Camper Bios - 2012
Sere
Robert Maddox ("Robert" will do for anglophones)
Age: 37
Where do you call home? Ooo toughie...
I'd have to say home is where I find family: either by
blood, law or choice. I'm rooted more in relationships
than locales.
Been to Burning Man before? No, I'm a
playa virgin
Why Burning Man? Back in 2005, I found
out about the Burning Man event through an acquaintance,
and after reading about it online, I decided to go
"someday". Well, soon after there was a heart attack
followed by a stroke then a divorce. Needless to say, I
corkscrewed a little sideways for awhile, but after a
bit, I found some equilibrium and decided that I'd go in
2010 as a "spaced odyssey". No plans how I was going to
afford it, get there, survive or get back, just a
definitive date rather than "someday".
For the next five or so years I talked it up with
whomever I figured would like to come with me, and in
the mean time found a new career in medical massage
therapy rather than the computer programming I'd done
before. Turns out I've some talent for it and things
started coalescing. 2010 found me a few years into
exploring alternative lifestyles, including polyamoury
and BDSM (Of course, I'd always secretly envied the
lunar families in Heinlein's "The Moon is a Harsh
Mistress" - I'd just never knew that was a real
relationship alternative!) and putting my much planned
for trip to the burn on hold to get married to my
delightful Fearecia. That's all right though - we'll
both be coming to the Festival this year, and It'll
probably be worth seven years of wishful thinking.
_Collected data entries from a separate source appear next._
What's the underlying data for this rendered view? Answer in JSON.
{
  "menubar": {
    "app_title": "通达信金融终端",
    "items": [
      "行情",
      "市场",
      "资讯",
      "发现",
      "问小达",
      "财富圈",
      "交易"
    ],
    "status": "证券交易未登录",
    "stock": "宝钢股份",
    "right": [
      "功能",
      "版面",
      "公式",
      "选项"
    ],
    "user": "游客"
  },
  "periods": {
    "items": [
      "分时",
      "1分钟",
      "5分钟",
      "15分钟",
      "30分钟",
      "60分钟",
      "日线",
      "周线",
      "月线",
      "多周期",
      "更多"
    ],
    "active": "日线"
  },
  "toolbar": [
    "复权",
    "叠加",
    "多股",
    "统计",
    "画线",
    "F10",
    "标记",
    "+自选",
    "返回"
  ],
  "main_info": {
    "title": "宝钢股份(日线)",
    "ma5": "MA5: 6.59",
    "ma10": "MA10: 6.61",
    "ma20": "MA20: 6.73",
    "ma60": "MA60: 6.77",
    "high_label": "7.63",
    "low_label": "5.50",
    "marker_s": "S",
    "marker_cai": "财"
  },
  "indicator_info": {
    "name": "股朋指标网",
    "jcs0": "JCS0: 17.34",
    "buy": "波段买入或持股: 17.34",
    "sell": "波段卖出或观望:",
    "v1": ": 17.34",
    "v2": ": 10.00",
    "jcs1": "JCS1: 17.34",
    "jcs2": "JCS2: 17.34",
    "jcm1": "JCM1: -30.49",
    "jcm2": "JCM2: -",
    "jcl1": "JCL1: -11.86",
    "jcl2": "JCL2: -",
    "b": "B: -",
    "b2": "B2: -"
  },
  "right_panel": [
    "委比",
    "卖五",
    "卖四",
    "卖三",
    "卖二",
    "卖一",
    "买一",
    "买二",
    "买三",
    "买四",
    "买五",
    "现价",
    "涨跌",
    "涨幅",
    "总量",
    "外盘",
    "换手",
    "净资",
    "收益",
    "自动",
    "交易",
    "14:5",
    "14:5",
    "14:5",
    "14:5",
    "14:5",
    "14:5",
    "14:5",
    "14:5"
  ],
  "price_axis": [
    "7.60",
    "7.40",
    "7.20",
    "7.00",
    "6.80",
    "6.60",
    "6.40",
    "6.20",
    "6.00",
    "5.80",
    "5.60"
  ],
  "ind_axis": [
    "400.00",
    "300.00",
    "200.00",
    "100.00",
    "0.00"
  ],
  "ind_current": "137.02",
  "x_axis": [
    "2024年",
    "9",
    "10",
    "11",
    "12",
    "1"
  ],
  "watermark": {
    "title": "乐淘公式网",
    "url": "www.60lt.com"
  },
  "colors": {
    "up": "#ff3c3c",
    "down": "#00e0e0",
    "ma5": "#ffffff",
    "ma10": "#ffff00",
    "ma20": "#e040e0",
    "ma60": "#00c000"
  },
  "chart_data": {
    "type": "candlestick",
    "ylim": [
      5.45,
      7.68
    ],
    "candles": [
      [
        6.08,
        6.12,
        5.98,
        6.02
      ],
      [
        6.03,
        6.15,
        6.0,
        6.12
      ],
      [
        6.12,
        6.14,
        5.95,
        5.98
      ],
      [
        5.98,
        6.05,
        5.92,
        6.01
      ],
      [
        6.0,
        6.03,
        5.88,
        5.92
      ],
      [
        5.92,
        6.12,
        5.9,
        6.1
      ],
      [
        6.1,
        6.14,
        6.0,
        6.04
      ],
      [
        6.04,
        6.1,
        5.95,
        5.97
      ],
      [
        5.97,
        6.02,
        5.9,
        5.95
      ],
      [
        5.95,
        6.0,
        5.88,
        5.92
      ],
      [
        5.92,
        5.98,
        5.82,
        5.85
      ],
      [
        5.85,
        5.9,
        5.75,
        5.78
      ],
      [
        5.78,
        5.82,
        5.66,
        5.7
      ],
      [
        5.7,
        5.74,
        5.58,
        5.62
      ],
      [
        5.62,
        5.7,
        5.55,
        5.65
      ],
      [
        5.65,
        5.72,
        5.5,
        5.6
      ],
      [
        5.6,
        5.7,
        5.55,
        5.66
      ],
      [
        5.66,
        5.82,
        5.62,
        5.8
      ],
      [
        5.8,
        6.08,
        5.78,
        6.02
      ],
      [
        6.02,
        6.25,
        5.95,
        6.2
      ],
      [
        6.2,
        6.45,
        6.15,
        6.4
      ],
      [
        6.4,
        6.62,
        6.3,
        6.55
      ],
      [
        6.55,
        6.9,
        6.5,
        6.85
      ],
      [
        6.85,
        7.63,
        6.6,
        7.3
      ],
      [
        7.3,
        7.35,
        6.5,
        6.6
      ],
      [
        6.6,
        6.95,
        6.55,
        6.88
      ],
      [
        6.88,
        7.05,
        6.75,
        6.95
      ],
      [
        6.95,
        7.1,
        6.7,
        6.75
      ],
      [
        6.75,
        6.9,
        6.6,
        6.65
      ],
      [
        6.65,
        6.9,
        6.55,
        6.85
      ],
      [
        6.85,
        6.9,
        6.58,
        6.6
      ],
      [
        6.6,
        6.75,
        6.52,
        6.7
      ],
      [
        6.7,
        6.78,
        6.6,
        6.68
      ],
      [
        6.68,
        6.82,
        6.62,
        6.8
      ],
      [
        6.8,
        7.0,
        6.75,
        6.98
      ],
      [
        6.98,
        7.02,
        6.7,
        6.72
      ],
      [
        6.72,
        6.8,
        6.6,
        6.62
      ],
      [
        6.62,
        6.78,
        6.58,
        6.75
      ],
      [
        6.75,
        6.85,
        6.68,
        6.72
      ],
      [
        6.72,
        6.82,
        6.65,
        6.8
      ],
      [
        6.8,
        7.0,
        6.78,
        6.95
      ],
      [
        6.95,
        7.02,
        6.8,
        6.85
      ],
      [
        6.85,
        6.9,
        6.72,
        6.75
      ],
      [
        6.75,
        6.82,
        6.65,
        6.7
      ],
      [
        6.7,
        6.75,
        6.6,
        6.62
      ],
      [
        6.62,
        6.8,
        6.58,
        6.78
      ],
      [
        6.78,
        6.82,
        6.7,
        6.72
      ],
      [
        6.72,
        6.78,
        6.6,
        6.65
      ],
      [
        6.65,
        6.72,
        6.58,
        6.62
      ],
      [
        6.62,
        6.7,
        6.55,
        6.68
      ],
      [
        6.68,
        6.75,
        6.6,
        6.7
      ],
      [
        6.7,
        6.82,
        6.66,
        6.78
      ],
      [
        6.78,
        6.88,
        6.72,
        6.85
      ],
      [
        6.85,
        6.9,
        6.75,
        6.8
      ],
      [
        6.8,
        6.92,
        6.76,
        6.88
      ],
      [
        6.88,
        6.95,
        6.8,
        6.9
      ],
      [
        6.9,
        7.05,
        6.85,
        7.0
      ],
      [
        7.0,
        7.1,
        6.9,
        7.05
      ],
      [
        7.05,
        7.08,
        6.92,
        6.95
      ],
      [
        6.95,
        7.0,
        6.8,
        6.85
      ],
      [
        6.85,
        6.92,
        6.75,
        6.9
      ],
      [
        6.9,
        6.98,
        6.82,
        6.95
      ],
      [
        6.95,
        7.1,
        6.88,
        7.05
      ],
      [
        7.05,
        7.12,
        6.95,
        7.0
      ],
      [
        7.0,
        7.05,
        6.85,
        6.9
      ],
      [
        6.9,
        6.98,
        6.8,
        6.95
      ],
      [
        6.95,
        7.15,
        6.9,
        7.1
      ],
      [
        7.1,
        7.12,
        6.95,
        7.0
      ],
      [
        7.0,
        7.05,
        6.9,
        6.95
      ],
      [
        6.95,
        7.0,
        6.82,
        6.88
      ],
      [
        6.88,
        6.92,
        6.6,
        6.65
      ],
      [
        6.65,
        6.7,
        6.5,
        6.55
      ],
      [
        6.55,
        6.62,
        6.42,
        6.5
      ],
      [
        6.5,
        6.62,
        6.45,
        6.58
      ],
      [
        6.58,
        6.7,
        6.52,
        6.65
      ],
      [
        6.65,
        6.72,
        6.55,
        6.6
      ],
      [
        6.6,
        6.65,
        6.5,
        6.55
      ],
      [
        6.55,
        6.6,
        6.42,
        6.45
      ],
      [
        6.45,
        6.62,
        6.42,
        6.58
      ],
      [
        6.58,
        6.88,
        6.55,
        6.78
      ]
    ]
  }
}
Volunteer on the Playa? Not yet.
Toughest thing: Loss of memory. You
know how ubiquitous computers have become? My laptop
recently had a hard drive crash and I lost lots of
"external memory" in the form of pictures, poems, music
and the like. About five years worth. It's interesting
to experience that sudden vacancy again - that
helplessness in the face of loss. Memories are the most
ephemeral form of "stuff" and it's tough to re-realize
that "stuff" just isn't that important. It's incredibly
freeing, to get rid of your "stuff" and start anew, but
the existential comfort that owning things, even if
they're just memories, can still have a deleterious
effect on our perception of limitless horizons.
Best thing: Realizing that every wall
and roadblock, when turned 90 degrees becomes a frame
for focusing on possible horizons. That and really bad
puns. Ooo: or a well told tall tale, I LOVE those!